Saco de Ossos

Um podcast sobre o horror, por Marcelo Miranda

“O Viajante”, de Paulo Cezar Saraceni: um filme luminoso e incontornável

por Marcelo Miranda
(texto originalmente publicado na revista da Academia Mineira de Letras, em junho de 2014)

É preciso colocar O Viajante no devido lugar dentro da cinematografia brasileira contemporânea: o de filme luminoso e iluminado, de peça trágica e operística, o de criação barroca e moderna que nos chega impregnada de imagens que se digladiam com nossos sentidos. A expressividade e relevância de O Viajante é tão grande quanto sua invisibilidade e descaso perpetrados por um circuito de exibição viciado num tipo de produto audiovisual que “dá certo”, moldado por parâmetros de “funcionalidade” garantida, público por vezes pouco (ou nada) exigente e espectadores em busca de elementos facilitadores e seguros. Exibido pela primeira vez no Festival de Brasília de 1998, de onde saiu com o prêmio especial do júri, O Viajante, dirigido por Paulo Cezar Saraceni, teve estreia discreta nas salas de exibição do país ao longo dos dois anos seguintes e desapareceu em seguida. Foi resgatado em sessões televisivas do Canal Brasil e através de endereços da internet que o disponibilizam, quase uma dádiva e um presente a quem quiser assistir ao filme.

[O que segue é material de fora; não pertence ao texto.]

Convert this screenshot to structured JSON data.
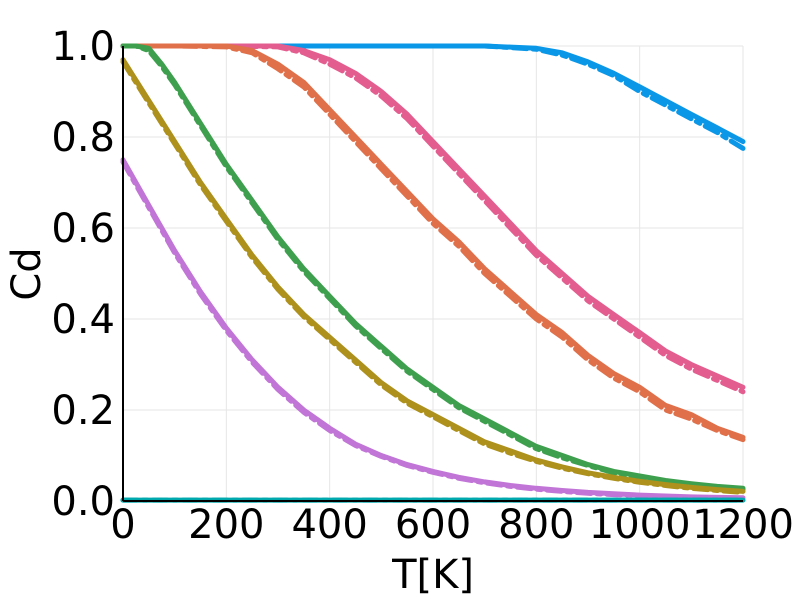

O carioca Saraceni (1933-2012) demorou 36 anos para concluir a informalmente intitulada “trilogia da paixão”, iniciada em 1962 com Porto das Caixas e seguida em 1971 por A Casa Assassinada, ambos adaptados de histórias do escritor mineiro Lúcio Cardoso. O Viajante se inspira num romance inacabado de Lúcio, que fora finalizado por Otávio de Faria após a morte do autor, em 1968. Desde quando leu o manuscrito, ainda naquela época, Saraceni se encantou pela intensidade e beleza do livro. O diretor contava em todos os cantos a ambição de filmar a obra assim que possível. Por uma série de imprevistos – entre eles as dificuldades de financiamento da produção e a pressão para que fizesse um outro projeto paralelo, que acabou se tornando Anchieta, José do Brasil (1977) –, Saraceni não conseguia fazer O Viajante. De fato, ele chegou a quase perder as esperanças, conforme escreveu na autobiografia Por Dentro do Cinema Novo (ed. Nova Fronteira, 1993): “Mudei o elenco mil vezes, e mantive durante anos a ideia de filmá-lo. Mas como Lúcio [Cardoso] não acabou [o livro], talvez não seja para ser filmado”.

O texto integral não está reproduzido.